I think the first eggs were laid by one of my White Leghorns, and one of my Turkens (or Naked Necks), since they were taking a lot of interest in the nesting boxes. A White Leghorn:
Here are my fresh eggs next to a store bought egg (on left) for size comparison:
Normally, most hens do not lay eggs in winter, or at least not very many. However, I did some things to encourage my girls to start laying even though it is winter. They were about laying age (approx. six months old), and I couldn't wait for eggs to start appearing! The first thing I did was to provide them with additional calcium. My birds are currently eating a feed designed for all stages of growth, and so does not provide adequate calcium for laying hens as too much calcium is detrimental to the birds who are not laying. I added free choice oyster shell, which should provide enough calcium for my layers to make good shells for their eggs.

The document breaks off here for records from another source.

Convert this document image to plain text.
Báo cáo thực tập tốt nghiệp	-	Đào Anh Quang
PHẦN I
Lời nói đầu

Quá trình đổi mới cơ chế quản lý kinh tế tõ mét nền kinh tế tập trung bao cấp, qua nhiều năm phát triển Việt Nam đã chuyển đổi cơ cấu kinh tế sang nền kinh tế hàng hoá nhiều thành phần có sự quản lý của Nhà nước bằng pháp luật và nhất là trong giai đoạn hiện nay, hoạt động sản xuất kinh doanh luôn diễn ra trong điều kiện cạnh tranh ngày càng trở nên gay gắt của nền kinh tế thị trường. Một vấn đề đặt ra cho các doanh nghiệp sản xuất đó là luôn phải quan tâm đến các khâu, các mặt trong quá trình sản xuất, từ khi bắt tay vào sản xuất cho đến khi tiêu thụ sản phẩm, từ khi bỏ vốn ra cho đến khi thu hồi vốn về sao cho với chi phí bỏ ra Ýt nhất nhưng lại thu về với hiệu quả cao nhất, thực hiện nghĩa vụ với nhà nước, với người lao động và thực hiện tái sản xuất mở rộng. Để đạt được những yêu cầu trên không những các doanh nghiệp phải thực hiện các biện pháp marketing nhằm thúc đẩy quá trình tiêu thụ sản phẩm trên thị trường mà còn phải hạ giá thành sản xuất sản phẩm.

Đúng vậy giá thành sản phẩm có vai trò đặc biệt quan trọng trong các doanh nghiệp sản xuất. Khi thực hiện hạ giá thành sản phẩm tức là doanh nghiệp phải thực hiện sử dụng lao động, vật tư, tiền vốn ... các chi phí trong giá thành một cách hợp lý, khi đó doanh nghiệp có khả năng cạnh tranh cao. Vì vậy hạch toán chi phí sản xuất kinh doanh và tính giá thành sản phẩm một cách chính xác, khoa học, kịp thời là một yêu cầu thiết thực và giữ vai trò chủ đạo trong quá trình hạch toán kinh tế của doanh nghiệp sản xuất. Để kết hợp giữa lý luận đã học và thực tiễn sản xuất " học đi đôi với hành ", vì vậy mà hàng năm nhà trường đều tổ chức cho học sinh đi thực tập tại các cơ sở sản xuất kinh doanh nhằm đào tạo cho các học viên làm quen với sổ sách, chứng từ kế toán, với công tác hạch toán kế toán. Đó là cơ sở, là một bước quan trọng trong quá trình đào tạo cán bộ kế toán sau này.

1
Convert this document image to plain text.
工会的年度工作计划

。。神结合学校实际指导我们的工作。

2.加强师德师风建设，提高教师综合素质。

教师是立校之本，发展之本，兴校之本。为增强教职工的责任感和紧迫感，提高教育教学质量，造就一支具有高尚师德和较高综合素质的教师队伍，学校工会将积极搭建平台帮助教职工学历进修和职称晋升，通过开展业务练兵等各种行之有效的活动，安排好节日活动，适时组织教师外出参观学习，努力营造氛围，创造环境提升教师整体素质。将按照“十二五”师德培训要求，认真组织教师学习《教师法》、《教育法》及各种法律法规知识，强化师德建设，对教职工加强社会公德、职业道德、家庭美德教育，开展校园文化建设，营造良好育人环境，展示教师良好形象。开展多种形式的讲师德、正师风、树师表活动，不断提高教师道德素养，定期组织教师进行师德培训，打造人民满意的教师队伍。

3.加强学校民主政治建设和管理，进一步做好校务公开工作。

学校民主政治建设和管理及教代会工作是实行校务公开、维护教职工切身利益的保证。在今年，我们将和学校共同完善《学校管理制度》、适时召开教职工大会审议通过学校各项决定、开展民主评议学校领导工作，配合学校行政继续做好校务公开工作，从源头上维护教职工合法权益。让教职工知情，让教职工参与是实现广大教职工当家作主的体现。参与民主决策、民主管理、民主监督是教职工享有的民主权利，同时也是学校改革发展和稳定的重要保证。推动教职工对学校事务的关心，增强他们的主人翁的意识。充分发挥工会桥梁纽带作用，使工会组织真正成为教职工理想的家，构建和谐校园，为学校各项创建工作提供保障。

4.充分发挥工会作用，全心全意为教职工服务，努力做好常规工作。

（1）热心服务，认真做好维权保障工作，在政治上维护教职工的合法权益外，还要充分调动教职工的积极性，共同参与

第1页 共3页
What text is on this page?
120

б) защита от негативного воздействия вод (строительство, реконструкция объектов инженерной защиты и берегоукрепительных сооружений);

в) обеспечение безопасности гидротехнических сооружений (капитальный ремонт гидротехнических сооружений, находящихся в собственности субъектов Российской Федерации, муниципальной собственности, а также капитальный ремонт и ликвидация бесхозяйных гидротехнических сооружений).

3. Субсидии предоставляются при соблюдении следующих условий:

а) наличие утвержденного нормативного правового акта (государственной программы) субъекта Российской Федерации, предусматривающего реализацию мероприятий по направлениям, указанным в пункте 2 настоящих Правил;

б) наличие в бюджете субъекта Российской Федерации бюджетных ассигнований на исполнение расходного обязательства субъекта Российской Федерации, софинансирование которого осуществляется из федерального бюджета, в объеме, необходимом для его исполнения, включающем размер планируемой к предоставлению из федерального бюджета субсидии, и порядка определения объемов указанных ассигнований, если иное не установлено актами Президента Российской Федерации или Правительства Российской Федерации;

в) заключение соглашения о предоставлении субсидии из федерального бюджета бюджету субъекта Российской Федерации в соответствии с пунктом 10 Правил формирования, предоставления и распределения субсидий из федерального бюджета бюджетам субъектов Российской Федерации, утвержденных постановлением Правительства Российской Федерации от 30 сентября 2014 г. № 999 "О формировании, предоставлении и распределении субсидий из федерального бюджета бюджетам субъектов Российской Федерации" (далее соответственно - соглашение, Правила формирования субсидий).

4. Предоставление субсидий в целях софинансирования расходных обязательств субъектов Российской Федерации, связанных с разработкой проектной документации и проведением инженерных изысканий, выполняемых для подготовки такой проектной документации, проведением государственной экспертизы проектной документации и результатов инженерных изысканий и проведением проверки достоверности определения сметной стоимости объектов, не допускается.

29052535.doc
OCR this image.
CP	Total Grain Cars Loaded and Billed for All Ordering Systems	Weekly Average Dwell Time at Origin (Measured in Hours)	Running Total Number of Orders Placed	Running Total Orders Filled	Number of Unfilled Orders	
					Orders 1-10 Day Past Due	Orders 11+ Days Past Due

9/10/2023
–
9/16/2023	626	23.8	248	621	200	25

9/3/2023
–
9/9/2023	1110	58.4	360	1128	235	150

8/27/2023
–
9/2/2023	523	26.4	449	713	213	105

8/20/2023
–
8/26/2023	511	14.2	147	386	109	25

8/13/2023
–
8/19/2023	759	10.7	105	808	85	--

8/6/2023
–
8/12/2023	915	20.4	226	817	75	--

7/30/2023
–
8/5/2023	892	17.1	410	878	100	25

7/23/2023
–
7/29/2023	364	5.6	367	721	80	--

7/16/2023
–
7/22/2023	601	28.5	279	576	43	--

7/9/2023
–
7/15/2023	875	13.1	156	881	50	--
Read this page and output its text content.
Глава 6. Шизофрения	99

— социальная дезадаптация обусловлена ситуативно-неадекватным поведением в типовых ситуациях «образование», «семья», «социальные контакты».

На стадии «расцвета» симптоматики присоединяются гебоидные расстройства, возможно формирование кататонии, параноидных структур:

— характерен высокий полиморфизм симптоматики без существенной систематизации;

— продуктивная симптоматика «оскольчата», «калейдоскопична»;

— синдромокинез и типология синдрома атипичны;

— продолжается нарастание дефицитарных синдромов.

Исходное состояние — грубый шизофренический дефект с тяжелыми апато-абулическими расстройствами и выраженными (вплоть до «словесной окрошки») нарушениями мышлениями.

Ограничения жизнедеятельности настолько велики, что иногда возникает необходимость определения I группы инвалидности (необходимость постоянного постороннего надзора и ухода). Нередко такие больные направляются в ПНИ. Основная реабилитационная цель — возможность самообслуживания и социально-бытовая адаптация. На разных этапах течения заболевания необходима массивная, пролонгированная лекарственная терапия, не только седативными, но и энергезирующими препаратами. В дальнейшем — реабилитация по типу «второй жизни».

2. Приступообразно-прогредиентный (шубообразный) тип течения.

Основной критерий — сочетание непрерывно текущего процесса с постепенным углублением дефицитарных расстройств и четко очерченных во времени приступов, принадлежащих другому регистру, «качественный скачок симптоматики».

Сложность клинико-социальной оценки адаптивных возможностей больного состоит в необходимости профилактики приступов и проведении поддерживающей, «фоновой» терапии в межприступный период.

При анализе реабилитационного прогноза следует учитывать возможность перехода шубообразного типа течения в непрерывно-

I added a light on a timer to stimulate a longer natural day. Chickens need a long period of light each day (as long as daylight would naturally occur in summertime) to produce eggs. The timer turns the light on at four in the afternoon, when it starts getting dark, and stays on until nine in the evening. This essentially tricks the chickens body into thinking that it is summertime and time to lay even in the dead of winter.
My boyfriend also made them new nesting boxes, also out of five gallon buckets (There are a million and one uses for five gallon buckets!) and some lumber.
The day after he made these nesting boxes, a hen started laying, and some others have started now too.
I am hoping that in a few months when their eggs start to get bigger, I will have enough to sell. I am also hoping to hatch chicks in the spring, enough for myself and some to sell.
I currently only have brown egg layers and white egg layers. But there are other colors of eggs as well. There are chickens who lay blue, green, olive, chocolate brown, and even pink tinted eggs! I really want some blue, green, or olive eggs. I have one chicken who is an Easter Egger- a kind of chicken that lays blue, green, or olive eggs, but unfortunately he is my rooster. He is a beautiful rooster, but he won't give me any blue eggs.
However, if I breed him with my hens and hatch out enough chicks, I may get some chicks who will lay pretty colored eggs. That's what I am hoping to do this spring!